PhD Qualifying Examination


Title: "Advanced Reverse Engineering"

by

Mr. Zhibo LIU


Abstract:

Software reverse engineering is a practice of understanding the intentions of 
software developers by analyzing and extracting design and implementation 
information from compiled software. It works as an automatic process of 
converting the incomprehensible binary files into human-readable high-level 
language. As the cornerstone of various cybersecurity tasks, software reverse 
engineering widely enables malware analysis, off-the-shelf software security 
hardening, cross-architecture code reuse, and vulnerability detection, in which 
cases the source code is usually unavailable.

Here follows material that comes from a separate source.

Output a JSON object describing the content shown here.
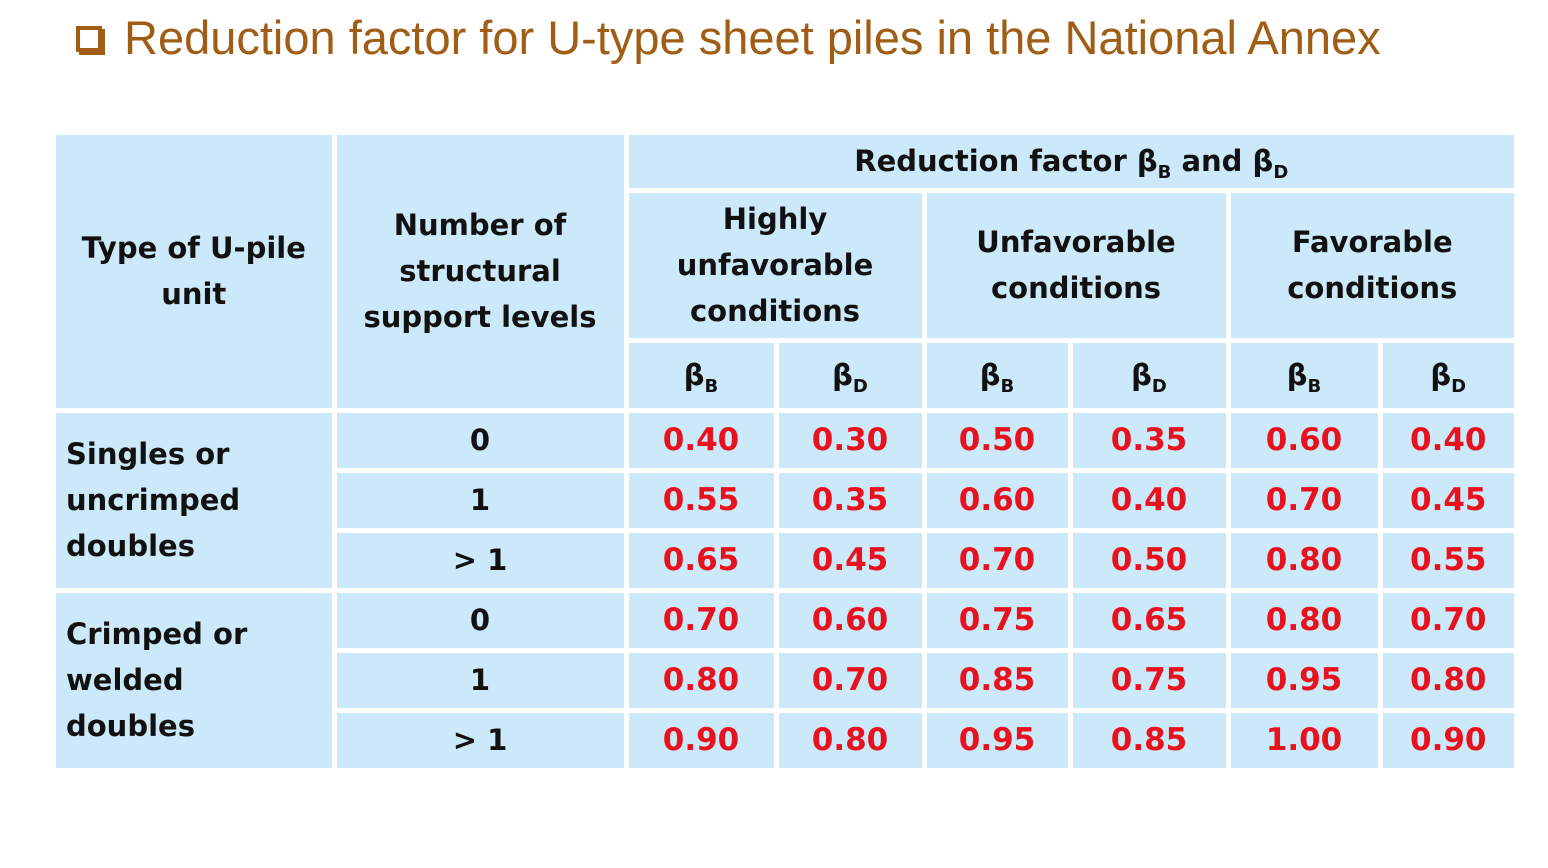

Because of its importance, software reverse engineering has evolved over the 
last few decades and has developed into a complete and systematic process. 
Typically, software reverse engineering on the x86 platform consists of three 
parts as disassembly, lifting, and decompilation. The disassembler translates 
hex values in executable into assembly instructions at the disassembly stage. 
Then the assembly instructions will be lifted into a variety of different 
Intermediate Representations (IRs) by the lifter at the lifting stage. Finally, 
at the decompilation stage, the decompiler converts IR into comprehensible 
high-level language.

Accurate software reverse engineering is notoriously hard because the compiler 
discards unnecessary information during converting source code to machine code. 
Nowadays, there are lots of studies focused on recovering more information from 
binary executables. However, the perfect solution remains do not exist. 
Therefore, to help understand the challenges and the state-of-the-art (SOTA) 
methodology of software reverse engineering techniques, iv we conduct a 
thorough survey related to the existing researches and a detailed comparison 
among the different methods at different stages.

According to the procedure of software reverse engineering, we first introduce 
the difficulties in three stages: disassembly, lifting, and decompilation. 
Afterward, we discuss recent works related to disassembly and reassembleable 
disassembly techniques and their pros and cons. Then we compare and divide 
existing lifting techniques into two categories of emulation-style and 
succinct-style. Moreover, we also show the advanced decompilation techniques 
for converting IR to pseudo C code. Finally, we discuss the emerging fields and 
application scenarios of decompilation technology. After a thorough survey of 
the existing literature, we also suggest several potential future research 
directions that could drive the development of software reverse engineering 
techniques. We believe our survey will benefit the entire reverse engineering 
community.


Date:			Monday, 6 December 2021

Time:                  	1:00pm - 3:00pm

Venue:			Room 3494
 			(lifts 25/26)

Committee Members:	Dr. Shuai Wang (Supervisor)
 			Dr. Charles Zhang (Chairperson)
 			Dr. Dimitris Papadopoulos
 			Dr. Lionel Parreaux


**** ALL are Welcome ****